One of the things that caught my attention about Latenode is the access to 400+ AI models through a single subscription. That’s a lot of choice in one place. But having options isn’t the same as knowing which option is right.
I’m curious how people actually approach this in practice. If you’re building a complex automation with multiple steps—maybe you need text analysis at one stage, content generation at another, decision-making logic elsewhere—how do you pick which model to use for which step? Do you just grab GPT-4 for everything? Or is there a strategy to matching the task to the model?
I imagine different models have different strengths, speeds, and costs, but without deep knowledge of the ML landscape, it seems like choosing blindly. What’s the actual process you use when you have that many models available?
You don’t need to know the entire ML landscape. Latenode handles model selection intelligently. The platform recommends the right model based on your task type. But here’s the practical breakdown:
For text analysis and extraction, Claude models excel. GPT models are better for creative generation. Smaller, faster models like Mistral work for simple decisions. The documentation and UI guide you toward the right choice for your specific step.
The genius is the unified interface. You’re not managing separate API keys, accounts, and rate limits for each model provider. You pick one that fits the job, and it works. Your cost stays predictable too.

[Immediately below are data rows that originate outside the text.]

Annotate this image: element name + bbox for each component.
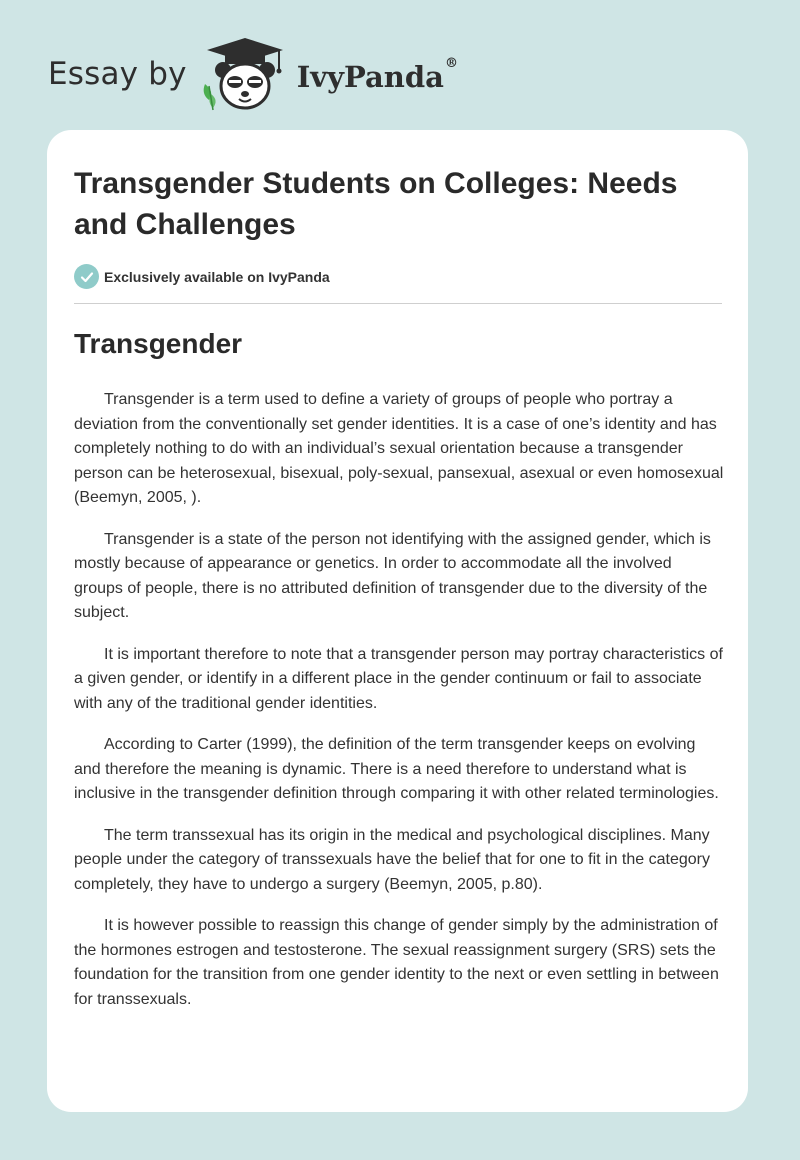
essay-card — [47, 130, 748, 1112]
paragraph: According to Carter (1999), the definition of the term transgender keeps on evolving and therefore the meaning is dynamic. There is a need therefore to understand what is inclusive in the transgender definition through comparing it with other related terminologies. — [74, 736, 719, 802]
exclusive-badge-label: Exclusively available on IvyPanda — [104, 268, 330, 285]
check-circle-icon — [74, 264, 99, 289]
paragraph: It is important therefore to note that a transgender person may portray characteristics of a given gender, or identify in a different place in the gender continuum or fail to associate with any of the traditional gender identities. — [74, 645, 723, 712]
section-heading: Transgender — [74, 328, 243, 359]
paragraph: It is however possible to reassign this change of gender simply by the administration of the hormones estrogen and testosterone. The sexual reassignment surgery (SRS) sets the foundation for the transition from one gender identity to the next or even settling in between for transsexuals. — [74, 917, 719, 1008]
paragraph: The term transsexual has its origin in the medical and psychological disciplines. Many people under the category of transsexuals have the belief that for one to fit in the category completely, they have to undergo a surgery (Beemyn, 2005, p.80). — [74, 826, 710, 893]
article-body — [74, 388, 724, 1029]
essay-by-label: Essay by — [48, 56, 187, 92]
exclusive-badge — [74, 264, 330, 289]
page-title: Transgender Students on Colleges: Needs and Challenges — [74, 167, 678, 241]
paragraph: Transgender is a state of the person not identifying with the assigned gender, which is mostly because of appearance or genetics. In order to accommodate all the involved groups of people, there is no attributed definition of transgender due to the diversity of the subject. — [74, 530, 711, 621]
site-header — [48, 34, 458, 114]
paragraph: Transgender is a term used to define a variety of groups of people who portray a deviation from the conventionally set gender identities. It is a case of one’s identity and has completely nothing to do with an individual’s sexual orientation because a transgender person can be heterosexual, bisexual, poly-sexual, pansexual, asexual or even homosexual (Beemyn, 2005, ). — [74, 391, 724, 506]
registered-mark: ® — [444, 56, 458, 71]
divider — [74, 303, 722, 304]
panda-graduate-logo-icon[interactable] — [199, 36, 291, 112]
brand-name[interactable]: IvyPanda® — [296, 56, 458, 94]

In practice, most teams use maybe 3-4 models across their workflows. GPT for complex reasoning, Claude for text work, something lighter for quick decisions. The 400 options mean you’re never forced to use the wrong tool for the task.
I started by overthinking it. Grabbed GPT-4 for everything. Then I looked at actual performance versus cost tradeoffs. Turned out for simple classification tasks, a smaller model like Mistral was faster and cheaper with identical accuracy for my use case.
The real strategy is: start with what’s recommended for your task type, measure results, then optimize. Use Claude for nuanced text work where quality matters. Use GPT for complex reasoning. Use smaller models for straightforward decisions. Most workflows only need 2-3 models max.
The beauty is experimentation is cheap. You can test different models on the same task and compare metrics. That’s how you learn what actually works for your specific automation.
Model selection should match task requirements, not just grab the biggest model available. For text extraction, Claude handles context windows well. For fast decisions where speed matters more than deep reasoning, lighter models work fine. For creative generation, GPT models produce better output. The approach I use is defining what success looks like for each step—speed, accuracy, creativity—then picking the model that optimizes for that. Having 400 options means you can genuinely match the tool to the job instead of forcing everything through one model.
Effective model selection depends on task classification. Categorize your automation steps by requirement: cost optimization, speed priority, or output quality priority. Map models to categories. Claude for complex text analysis requiring accuracy. GPT for multi-step reasoning. Specialized models for specific domains. The platform documentation typically recommends starting points for each task type. Iterate based on actual performance metrics, not theoretical capabilities. Most sophisticated workflows use 3-5 models strategically rather than consolidating everything to one provider.